Importantly, the most likely near-term consequence is not a massive numerical buildup, but a qualitative arms race: greater emphasis on hypersonic delivery systems, missile defenses, counterspace capabilities, and AI-enabled command-and-control.
Does losing this treaty make a nuclear arms race, or even nuclear war, more likely?
Toft: Yes—primarily by intensifying the security dilemma. When one state takes steps to increase its security, others often feel less secure and respond in ways that leave everyone worse off. Arms control agreements emerged precisely to dampen this dynamic, by clarifying capabilities and intentions and reducing incentives to assume the worst.
If New START collapses and transparency disappears, each side must rely more heavily on intelligence estimates and worst-case planning. In a crisis, this can create pressure to "launch on warning," forcing decisions within minutes, before an attack is fully confirmed.
The consequences extend beyond Washington and Moscow. Allies may lose confidence in extended deterrence guarantees, while pressure grows for independent nuclear capabilities. In a more crowded nuclear landscape, the risks of accidents and crisis escalation rise sharply.

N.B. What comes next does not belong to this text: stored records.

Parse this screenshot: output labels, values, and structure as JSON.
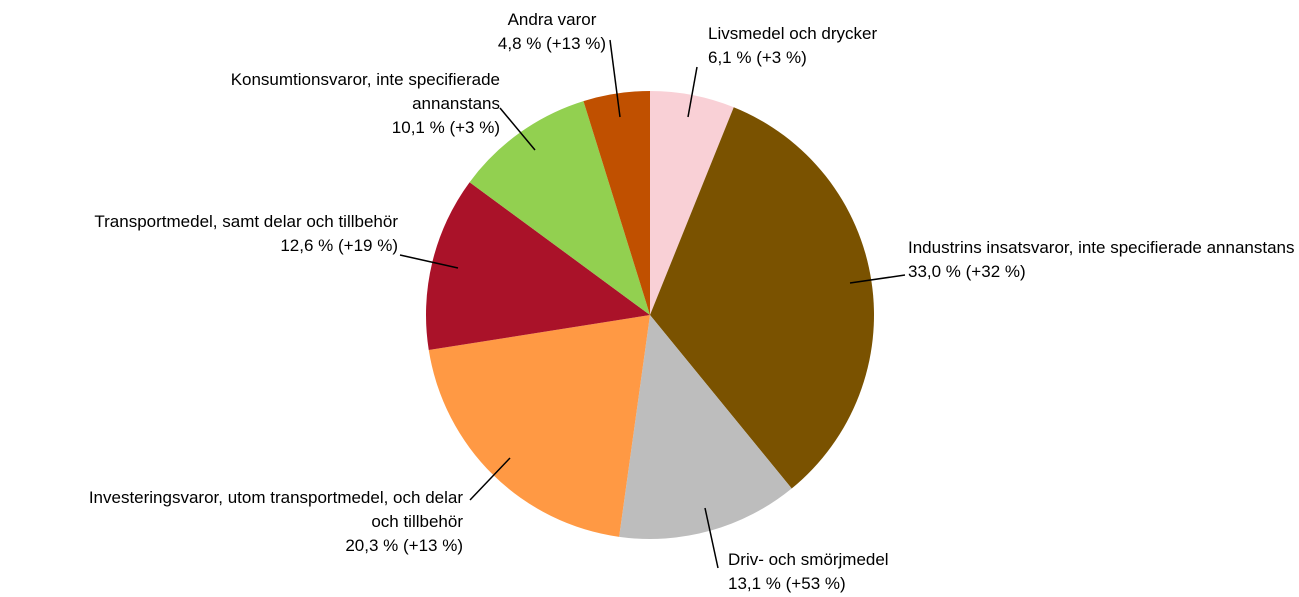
{
  "chart_data": {
    "type": "pie",
    "categories": [
      "Livsmedel och drycker",
      "Industrins insatsvaror, inte specifierade annanstans",
      "Driv- och smörjmedel",
      "Investeringsvaror, utom transportmedel, och delar och tillbehör",
      "Transportmedel, samt delar och tillbehör",
      "Konsumtionsvaror, inte specifierade annanstans",
      "Andra varor"
    ],
    "values": [
      6.1,
      33.0,
      13.1,
      20.3,
      12.6,
      10.1,
      4.8
    ],
    "value_labels": [
      "6,1 % (+3 %)",
      "33,0 % (+32 %)",
      "13,1 % (+53 %)",
      "20,3 % (+13 %)",
      "12,6 % (+19 %)",
      "10,1 % (+3 %)",
      "4,8 % (+13 %)"
    ],
    "colors": [
      "#f9d0d6",
      "#7a5200",
      "#bdbdbd",
      "#ff9944",
      "#aa1229",
      "#92d050",
      "#c05000"
    ]
  }
}
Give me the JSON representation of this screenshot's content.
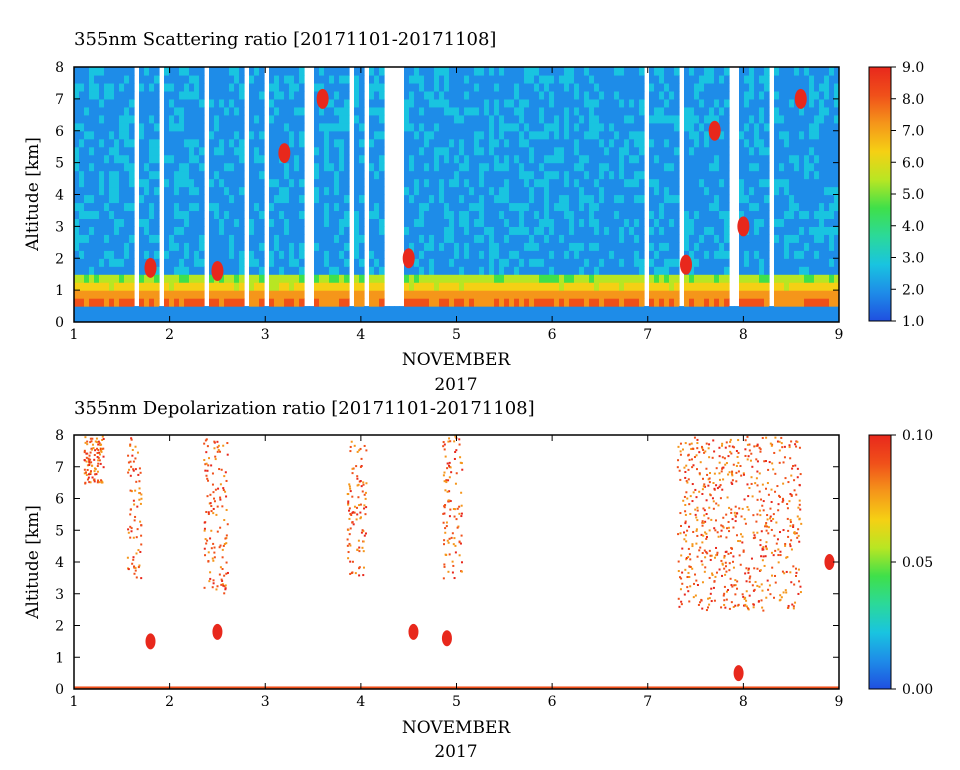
{
  "chart_data": [
    {
      "type": "heatmap",
      "title": "355nm Scattering ratio [20171101-20171108]",
      "xlabel": "NOVEMBER",
      "xlabel2": "2017",
      "ylabel": "Altitude [km]",
      "x_ticks": [
        "1",
        "2",
        "3",
        "4",
        "5",
        "6",
        "7",
        "8",
        "9"
      ],
      "y_ticks": [
        "0",
        "1",
        "2",
        "3",
        "4",
        "5",
        "6",
        "7",
        "8"
      ],
      "xlim": [
        1,
        9
      ],
      "ylim": [
        0,
        8
      ],
      "colorbar": {
        "ticks": [
          "1.0",
          "2.0",
          "3.0",
          "4.0",
          "5.0",
          "6.0",
          "7.0",
          "8.0",
          "9.0"
        ],
        "range": [
          1.0,
          9.0
        ],
        "colors": [
          "#1f4fe0",
          "#1e8ce8",
          "#19c4e0",
          "#2bd99a",
          "#3fe04a",
          "#b8e623",
          "#f5d014",
          "#f5961a",
          "#f0501a",
          "#e8281c"
        ]
      },
      "layers": {
        "surface_band": {
          "alt_range": [
            0.25,
            0.4
          ],
          "value": 2.0
        },
        "boundary_layer": {
          "alt_range": [
            0.4,
            1.6
          ],
          "peak_value": 8.0
        },
        "free_troposphere_value": 2.2,
        "cloud_events": [
          {
            "day": 1.8,
            "alt": 1.7,
            "value": 9.0
          },
          {
            "day": 2.5,
            "alt": 1.6,
            "value": 9.0
          },
          {
            "day": 3.2,
            "alt": 5.3,
            "value": 9.0
          },
          {
            "day": 3.6,
            "alt": 7.0,
            "value": 9.0
          },
          {
            "day": 4.5,
            "alt": 2.0,
            "value": 9.0
          },
          {
            "day": 7.4,
            "alt": 1.8,
            "value": 9.0
          },
          {
            "day": 7.7,
            "alt": 6.0,
            "value": 9.0
          },
          {
            "day": 8.0,
            "alt": 3.0,
            "value": 9.0
          },
          {
            "day": 8.6,
            "alt": 7.0,
            "value": 9.0
          }
        ],
        "data_gaps_days": [
          1.65,
          1.9,
          2.4,
          2.8,
          3.0,
          3.45,
          3.9,
          4.05,
          4.3,
          4.4,
          7.0,
          7.35,
          7.9,
          8.3
        ]
      }
    },
    {
      "type": "heatmap",
      "title": "355nm Depolarization ratio [20171101-20171108]",
      "xlabel": "NOVEMBER",
      "xlabel2": "2017",
      "ylabel": "Altitude [km]",
      "x_ticks": [
        "1",
        "2",
        "3",
        "4",
        "5",
        "6",
        "7",
        "8",
        "9"
      ],
      "y_ticks": [
        "0",
        "1",
        "2",
        "3",
        "4",
        "5",
        "6",
        "7",
        "8"
      ],
      "xlim": [
        1,
        9
      ],
      "ylim": [
        0,
        8
      ],
      "colorbar": {
        "ticks": [
          "0.00",
          "0.05",
          "0.10"
        ],
        "range": [
          0.0,
          0.1
        ],
        "colors": [
          "#1f4fe0",
          "#1e8ce8",
          "#19c4e0",
          "#2bd99a",
          "#3fe04a",
          "#b8e623",
          "#f5d014",
          "#f5961a",
          "#f0501a",
          "#e8281c"
        ]
      },
      "layers": {
        "high_depol_curtains": [
          {
            "day_start": 1.1,
            "day_end": 1.3,
            "alt_range": [
              6.5,
              8.0
            ]
          },
          {
            "day_start": 1.55,
            "day_end": 1.7,
            "alt_range": [
              3.5,
              8.0
            ]
          },
          {
            "day_start": 2.35,
            "day_end": 2.6,
            "alt_range": [
              3.0,
              8.0
            ]
          },
          {
            "day_start": 3.85,
            "day_end": 4.05,
            "alt_range": [
              3.5,
              8.0
            ]
          },
          {
            "day_start": 4.85,
            "day_end": 5.05,
            "alt_range": [
              3.5,
              8.0
            ]
          },
          {
            "day_start": 7.3,
            "day_end": 8.6,
            "alt_range": [
              2.5,
              8.0
            ]
          }
        ],
        "low_patches": [
          {
            "day": 1.8,
            "alt": 1.5
          },
          {
            "day": 2.5,
            "alt": 1.8
          },
          {
            "day": 4.55,
            "alt": 1.8
          },
          {
            "day": 4.9,
            "alt": 1.6
          },
          {
            "day": 7.95,
            "alt": 0.5
          },
          {
            "day": 8.9,
            "alt": 4.0
          }
        ],
        "max_value": 0.1
      }
    }
  ]
}
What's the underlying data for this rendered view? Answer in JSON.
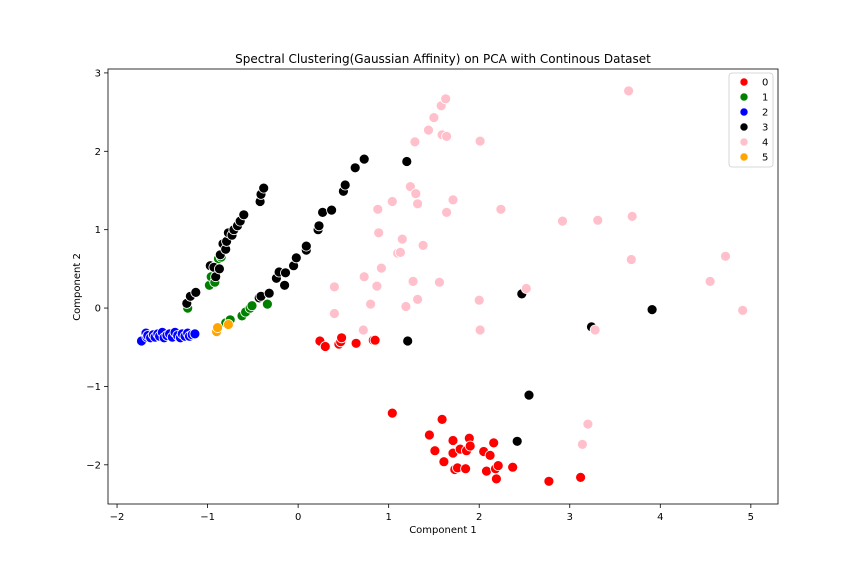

Troitskiy: Whether the dynamics spiral into catastrophe depends less on technology than on politics.
The greatest risks today come from leadership behavior: nuclear threats, brinkmanship, and the willingness to use nuclear weapons as tools of coercion. Treaties do not eliminate those dangers, but they lower the background level of risk by setting expectations and creating restraints.
When those structures disappear, crises become harder to manage. More depends on guesswork and on leaders’ temperaments and choices. Ultimately, stability turns on political will: on whether governments treat nuclear weapons as instruments of restraint or as tools of pressure and coercion.
Is there any chance of a new agreement soon? And could it include other countries, like China, Great Britain, or France?
Troitskiy: Multilateral discussions exist, but binding commitments are another matter. None of the other nuclear powers has shown serious willingness to enter enforceable limitation regimes.
For the foreseeable future, any meaningful arms control, if it returns at all, is likely to begin again with Washington and Moscow.
Toft: The prospects for a replacement agreement in the near term are extremely low. Meaningful arms-control negotiations require at least minimal trust and communication. Right now, neither exists.
A trilateral agreement involving China is also unrealistic. China’s nuclear arsenal is far smaller than those of the United States and Russia, and Beijing has consistently rejected frameworks that would either lock in asymmetry or pressure it to expand rapidly. Britain and France have likewise treated their arsenals as sovereign national deterrents, not bargaining chips in U.S.–Russian negotiations.
The most plausible future path is a return to bilateral dialogue after a major shift in the Ukraine conflict. Until then, the absence of agreements sends a powerful signal: that great powers are increasingly willing to tolerate unmanaged nuclear risk.